Coronachronique N° 12 2/4/2020
Dix-huitième jour de confinement.
56 989 personnes déclarées atteintes du coronavirus.
4 861 de plus qu’hier.
4 032 personnes décédées.
508 de plus qu’hier.
Le taux de létalité est de 7%.
La courbe n’a pas commencé à s’infléchir.
Eole Toutain, 26 ans
Ma génération commençait à s'ennuyer. En 26 ans, je n'ai connu aucun événement historique notable venant troubler la monotonie du quotidien. Aucune guerre mondiale, aucune angoisse d'un conflit nucléaire, aucun homme n'a marché sur une autre planète, aucun mur n'a été abattu. Rien, si ce n'est quelques attentats.
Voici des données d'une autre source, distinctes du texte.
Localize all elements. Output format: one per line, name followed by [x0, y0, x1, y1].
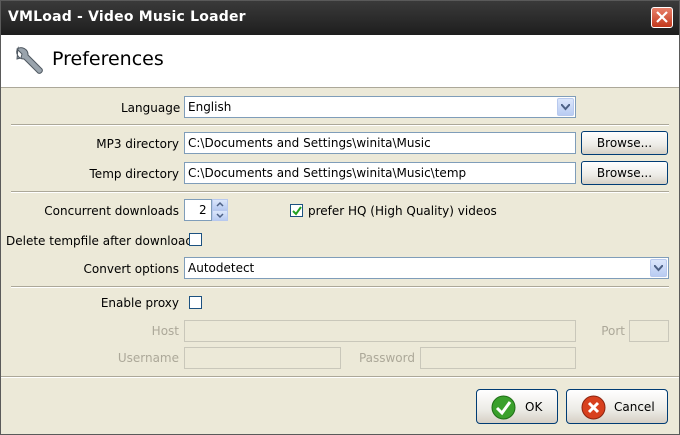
cancel-button[interactable]: Cancel [566, 389, 668, 424]
cancel-icon [581, 395, 606, 420]
port-input[interactable] [629, 320, 669, 342]
close-icon [656, 11, 668, 23]
ok-button[interactable]: OK [476, 389, 558, 424]
language-select[interactable]: English [184, 96, 576, 118]
divider [1, 376, 679, 378]
divider [11, 286, 669, 288]
host-label: Host [151, 324, 179, 338]
temp-directory-label: Temp directory [89, 167, 179, 181]
stepper-up-button[interactable] [212, 199, 228, 210]
username-label: Username [117, 351, 179, 365]
password-input[interactable] [420, 347, 576, 369]
concurrent-downloads-input[interactable]: 2 [184, 199, 212, 221]
password-label: Password [358, 351, 415, 365]
temp-directory-input[interactable]: C:\Documents and Settings\winita\Music\t… [184, 162, 576, 184]
convert-options-select[interactable]: Autodetect [184, 257, 669, 279]
language-label: Language [121, 101, 181, 115]
chevron-up-icon [216, 201, 224, 207]
prefer-hq-checkbox[interactable] [290, 204, 303, 217]
close-button[interactable] [651, 7, 673, 28]
port-label: Port [601, 324, 625, 338]
delete-tempfile-checkbox[interactable] [189, 233, 202, 246]
language-value: English [188, 100, 232, 114]
temp-directory-value: C:\Documents and Settings\winita\Music\t… [188, 166, 467, 180]
language-dropdown-button[interactable] [557, 98, 574, 116]
delete-tempfile-label: Delete tempfile after download [6, 234, 193, 248]
username-input[interactable] [184, 347, 341, 369]
dialog-header: Preferences [1, 35, 679, 88]
chevron-down-icon [654, 265, 663, 272]
divider [11, 191, 669, 193]
mp3-directory-label: MP3 directory [96, 137, 179, 151]
temp-browse-button[interactable]: Browse... [581, 161, 668, 185]
wrench-icon [16, 46, 43, 74]
title-bar[interactable]: VMLoad - Video Music Loader [1, 1, 679, 35]
mp3-directory-input[interactable]: C:\Documents and Settings\winita\Music [184, 132, 576, 154]
concurrent-downloads-value: 2 [199, 203, 207, 217]
preferences-window: VMLoad - Video Music Loader Preferences … [0, 0, 680, 435]
convert-options-label: Convert options [83, 262, 179, 276]
stepper-down-button[interactable] [212, 210, 228, 221]
divider [11, 124, 669, 126]
mp3-browse-button[interactable]: Browse... [581, 131, 668, 155]
enable-proxy-checkbox[interactable] [189, 296, 202, 309]
host-input[interactable] [184, 320, 576, 342]
cancel-label: Cancel [614, 400, 655, 414]
prefer-hq-label: prefer HQ (High Quality) videos [308, 204, 497, 218]
page-title: Preferences [52, 48, 164, 70]
concurrent-downloads-stepper[interactable] [212, 199, 228, 221]
mp3-directory-value: C:\Documents and Settings\winita\Music [188, 136, 431, 150]
convert-options-dropdown-button[interactable] [650, 259, 667, 277]
ok-label: OK [525, 400, 543, 414]
convert-options-value: Autodetect [188, 261, 255, 275]
checkmark-icon [292, 206, 302, 216]
chevron-down-icon [561, 104, 570, 111]
chevron-down-icon [216, 213, 224, 219]
checkmark-icon [491, 395, 516, 420]
window-title: VMLoad - Video Music Loader [8, 9, 246, 25]
enable-proxy-label: Enable proxy [100, 296, 179, 310]
concurrent-downloads-label: Concurrent downloads [44, 204, 179, 218]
Il n'y a évidemment aucunement raison d'envier la position d'un homme envoyé au front, se traînant dans la boue, côtoyant les rats, avalant sa gnôle pour oublier la douleur tout en voyant ses amis d'enfance mourir dans ses bras les uns après les autres. Aujourd'hui, on ne nous demande pas de donner notre vie pour la nation (à l’exception de certains corps de métier) mais de rester tranquillement sur le canapé, en pyjama, à siroter des cocktails en regardant Netflix. Cette pandémie marquera l'histoire, j'en suis heureux car de toute façon, l'heure est au cynisme.
Cynisme quand le gouvernement assure que les masques de protection sont inutiles pour les personnes non contaminées en sachant bien que les stocks sont insuffisants et qu'il n'y a de toute façon aucun plan massif de dépistage.
Cynisme quand un ministre de la 6ème puissance mondiale lance un appel aux dons pour soutenir les petites entreprises alors que son gouvernement a supprimé l'ISF et continue de distribuer des dizaines de milliards d'euros chaque année sans contrepartie aux entreprises avec le CICE tandis que d'autres dizaines de milliards d'euros échappent chaque année à l'impôt, qui rappelons-le à Darmanin, sert entre autres, à financer l'Hôpital public, en plus d'autres services publics (mais il n'est pas à exclure le lancement d'une prochaine cagnotte pour les sauver à leur tour).
Cynisme quand Macron et les siens louent l'héroïsme des soignants en faisant l'éloge de leurs compétences, de leur abnégation et de leur courage après avoir envoyé pendant des mois des CRS taper sur leur gueule quand ces derniers exprimaient leur consternation face à la baisse de leur effectif, le manque de moyen et la diminution du nombre de lits dans les hôpitaux.
Cynisme quand le ministre de l’Économie appelle les entreprises à ne pas distribuer des dividendes faramineux à leurs actionnaires (on nous avait pourtant dit que le marché « s'autorégulait » et puis comment espérer le « ruissellement » si les riches ne croulent pas sous les billets ?)
Cynisme quand le Président nous abreuve d'une analogie guerrière, envoyant les personnels hospitaliers au casse-pipe, certains équipés de masques... de plongée Décathlon.
Cynisme quand ce même Président déclare solennellement que rien ne sera plus comme avant, que cette pandémie servira de prise de conscience sur la situation de l'Hôpital public (entre autres) tout en préparant un plan visant à accélérer la marchandisation de la santé et sa privatisation.
Cynisme quand une ministre de la Santé démissionne pour candidater aux municipales sachant pertinemment que « ces élections étaient une mascarade et qu'elles n'auraient pas lieu ». Emmanuel Macron avait appelé à « L'union sacrée ». Elle doit avoir lieu. Mais pas avec lui, ni avec son gouvernement ou ses députés. Il est aisé de s'exonérer de ses responsabilités, de se cacher derrière une pandémie qui vient seulement mettre en lumière ce que tout le monde savait déjà à l'exception des libéraux choisissant de nier le réel. Lui et les siens pavanent depuis des années sur les plateaux TV, à la radio et monopolisent les éditos pour réciter leur catéchisme, dénigrant ces gens inconscients qui voudraient augmenter la dépense publique en dépit de la dette (la dette n'est pourtant plus un problème quand il faut baisser l'impôt des grandes fortunes). L'austérité tue : des gens meurent car il n'y a pas assez de lits dans les hôpitaux, des médecins sont contaminés par manque de masques et même quand il y en a, leur état est lamentable. Emmanuel Macron a fait des choix, quand il était ministre et il a continué d'en faire en tant que Président. Qu'il en assume les
conséquences. Le responsable, c'est lui et l'idéologie qu'il représente.